Unfortunately, there is more than enough evidence to suggest that there is nothing that sets us apart other than a willingness to be exposed. The “others” put their beliefs/visions/position out there in front of themselves and the world. Surprisingly, luck, magic, genetics and divine intervention seem to have very little to do with it. What is required, however, is hard work, tenacity and perseverance.

So, I am left wondering whether it would make a difference if we were taught from an early age that being who we are, being 100% ourselves, is all that is required to make our way authentically in the world. I think it would, but if you live in a shame-based culture, as most modern cultures are now, you will have your work cut out for you as no one likes to be outwardly vulnerable. To put our heads deliberately on the chopping block would be to risk the comfort and safety we gain out of acceptance, which ironically is somehow far more important to us than the discomfort we feel deep within ourselves for burying that dream, love, idea or desire. After all, who do you think you are?

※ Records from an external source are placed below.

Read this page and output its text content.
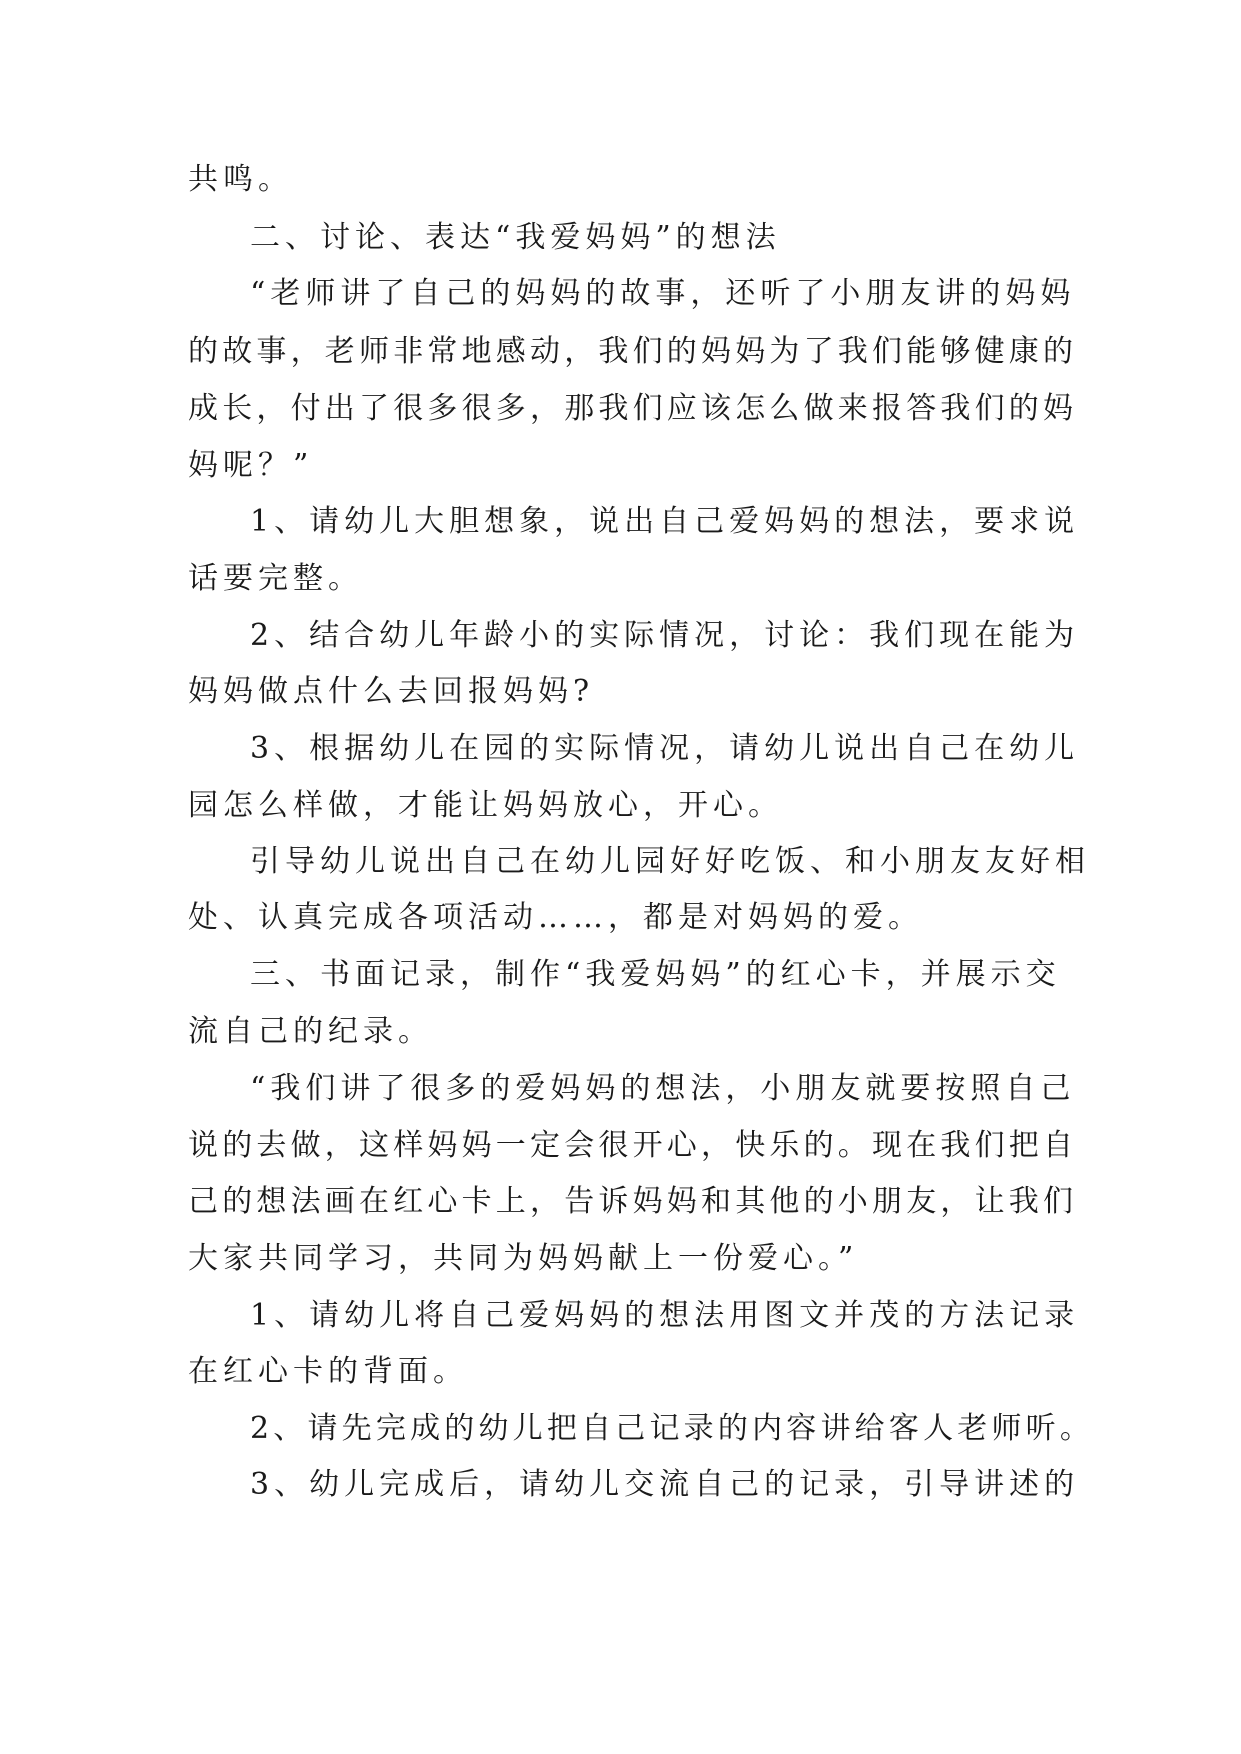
共鸣。
二、讨论、表达“我爱妈妈”的想法
“老师讲了自己的妈妈的故事，还听了小朋友讲的妈妈
的故事，老师非常地感动，我们的妈妈为了我们能够健康的
成长，付出了很多很多，那我们应该怎么做来报答我们的妈
妈呢？”
1、请幼儿大胆想象，说出自己爱妈妈的想法，要求说
话要完整。
2、结合幼儿年龄小的实际情况，讨论：我们现在能为
妈妈做点什么去回报妈妈?
3、根据幼儿在园的实际情况，请幼儿说出自己在幼儿
园怎么样做，才能让妈妈放心，开心。
引导幼儿说出自己在幼儿园好好吃饭、和小朋友友好相
处、认真完成各项活动……，都是对妈妈的爱。
三、书面记录，制作“我爱妈妈”的红心卡，并展示交
流自己的纪录。
“我们讲了很多的爱妈妈的想法，小朋友就要按照自己
说的去做，这样妈妈一定会很开心，快乐的。现在我们把自
己的想法画在红心卡上，告诉妈妈和其他的小朋友，让我们
大家共同学习，共同为妈妈献上一份爱心。”
1、请幼儿将自己爱妈妈的想法用图文并茂的方法记录
在红心卡的背面。
2、请先完成的幼儿把自己记录的内容讲给客人老师听。
3、幼儿完成后，请幼儿交流自己的记录，引导讲述的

Well, maybe 2016 is just the year to go find out! Take the risk and, as Marianne Williamson wrote, “Your playing small does not serve the world. There is nothing enlightened about shrinking so that other people won’t feel insecure around you”. You owe it to us. Imagine if none of the people who make the world around you functional had put their hands up and said “yes, I’ll take that job”, had shown their designs, given that lecture, written their books, sung their songs, served their apprenticeship, taught those classes, emigrated to the other side of the world or just the next city or town. Imagine if they had just sat and kept it all to themselves. We would have virtually nothing, our world would be so small. It is unimaginable, isn’t it?

“Stop playing it small” is going to be my mantra for 2016, not only for myself but for my clients as well. We all have something to give, some purpose for the world that is unique to us, and perhaps all that is required of us is to first be bold enough to claim it for ourselves, to really feel the warmth of its shine, then through that process we can gain the courage to share it.

Coming from a purely selfish point of view, please take the time to stop, sit and ask yourself the question – Who am I to be brilliant, gorgeous, talented, fabulous? I need you to shine… the world needs you to shine… but most importantly you need you to shine!

Excerpt from “A Return to Love”, by Marianne Williamson.

“Our deepest fear is not that we are inadequate.
Our deepest fear is that we are powerful beyond measure.
It is our light, not our darkness that most frightens us.
We ask ourselves, Who am I to be brilliant, gorgeous, talented, fabulous?
Actually, who are you not to be?
You are a child of God.
Your playing small does not serve the world.
There is nothing enlightened about shrinking so that other people won’t feel insecure around you. We are all meant to shine, as children do.
We were born to make manifest the glory of God that is within us.
It’s not just in some of us; it’s in everyone.
And as we let our own light shine, we unconsciously give other people permission to do the same.
As we are liberated from our own fear, our presence automatically liberates others.”